The effects of mitochondrial inhibitors on Ca2+ signalling and electrical conductances required for pacemaking in interstitial cells of Cajal in the mouse small intestine

Interstitial cells of Cajal (ICC-MY) are pacemakers that generate and propagate electrical slow waves in gastrointestinal (GI) muscles. Slow waves appear to be generated by the release of Ca(2+) from intracellular stores and activation of Ca(2+)-activated Cl(−) channels (Ano1). Conduction of slow waves to smooth muscle cells coordinates rhythmic contractions. Mitochondrial Ca(2+) handling is currently thought to be critical for ICC pacemaking. Protonophores, inhibitors of the electron transport chain (FCCP, CCCP or antimycin) or mitochondrial Na(+)/Ca(2+) exchange blockers inhibited slow waves in several GI muscles.

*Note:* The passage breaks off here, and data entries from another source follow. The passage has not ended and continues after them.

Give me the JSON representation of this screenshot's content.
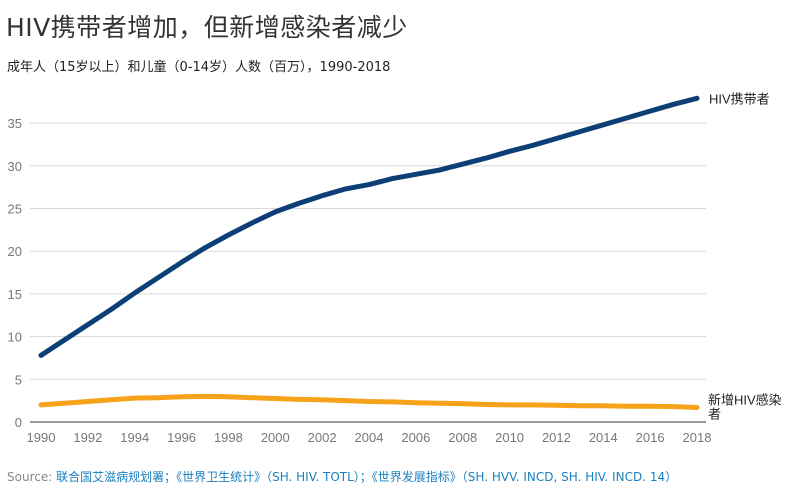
{
  "header": {
    "title": "HIV携带者增加，但新增感染者减少",
    "subtitle": "成年人（15岁以上）和儿童（0-14岁）人数（百万），1990-2018"
  },
  "footer": {
    "source_label": "Source:",
    "source_text": "联合国艾滋病规划署；《世界卫生统计》（SH. HIV. TOTL）；《世界发展指标》（SH. HVV. INCD, SH. HIV. INCD. 14）"
  },
  "chart_data": {
    "type": "line",
    "title": "HIV携带者增加，但新增感染者减少",
    "subtitle": "成年人（15岁以上）和儿童（0-14岁）人数（百万），1990-2018",
    "xlabel": "",
    "ylabel": "",
    "xlim": [
      1990,
      2018
    ],
    "ylim": [
      0,
      38
    ],
    "grid": true,
    "x_ticks": [
      "1990",
      "1992",
      "1994",
      "1996",
      "1998",
      "2000",
      "2002",
      "2004",
      "2006",
      "2008",
      "2010",
      "2012",
      "2014",
      "2016",
      "2018"
    ],
    "y_ticks": [
      "0",
      "5",
      "10",
      "15",
      "20",
      "25",
      "30",
      "35"
    ],
    "x": [
      1990,
      1991,
      1992,
      1993,
      1994,
      1995,
      1996,
      1997,
      1998,
      1999,
      2000,
      2001,
      2002,
      2003,
      2004,
      2005,
      2006,
      2007,
      2008,
      2009,
      2010,
      2011,
      2012,
      2013,
      2014,
      2015,
      2016,
      2017,
      2018
    ],
    "series": [
      {
        "name": "HIV携带者",
        "color": "#0b3f75",
        "values": [
          7.8,
          9.6,
          11.4,
          13.2,
          15.1,
          16.9,
          18.7,
          20.4,
          21.9,
          23.3,
          24.6,
          25.6,
          26.5,
          27.3,
          27.8,
          28.5,
          29.0,
          29.5,
          30.2,
          30.9,
          31.7,
          32.4,
          33.2,
          34.0,
          34.8,
          35.6,
          36.4,
          37.2,
          37.9
        ],
        "label": "HIV携带者"
      },
      {
        "name": "新增HIV感染者",
        "color": "#f7a21b",
        "values": [
          2.0,
          2.2,
          2.4,
          2.6,
          2.8,
          2.85,
          2.95,
          3.0,
          2.95,
          2.85,
          2.75,
          2.65,
          2.6,
          2.5,
          2.4,
          2.35,
          2.25,
          2.2,
          2.15,
          2.05,
          2.0,
          2.0,
          1.95,
          1.9,
          1.9,
          1.85,
          1.85,
          1.8,
          1.7
        ],
        "label": "新增HIV感染者"
      }
    ]
  }
}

Here we utilized Ca(2+) imaging of ICC in small intestinal muscles in situ to determine the effects of mitochondrial drugs on Ca(2+) transients in ICC. Muscles were obtained from mice expressing a genetically encoded Ca(2+) indicator (GCaMP3) in ICC. FCCP, CCCP, antimycin, a uniporter blocker, Ru360, and a mitochondrial Na(+)/Ca(2+) exchange inhibitor, CGP-37157 inhibited Ca(2+) transients in ICC-MY. Effects were not due to depletion of ATP, as oligomycin did not affect Ca(2+) transients. Patch-clamp experiments were performed to test the effects of the mitochondrial drugs on key pacemaker conductances, Ano1 and T-type Ca(2+) (Ca(V)3.2), in HEK293 cells. Antimycin blocked Ano1 and reduced Ca(V)3.2 currents. CCCP blocked Ca(V)3.2 current but did not affect Ano1 current. Ano1 and Cav3.2 currents were inhibited by CGP-37157. Inhibitory effects of mitochondrial drugs on slow waves and Ca(2+) signalling in ICC can be explained by direct antagonism of key pacemaker conductances in ICC that generate and propagate slow waves. A direct obligatory role for mitochondria in pacemaker activity is therefore questionable.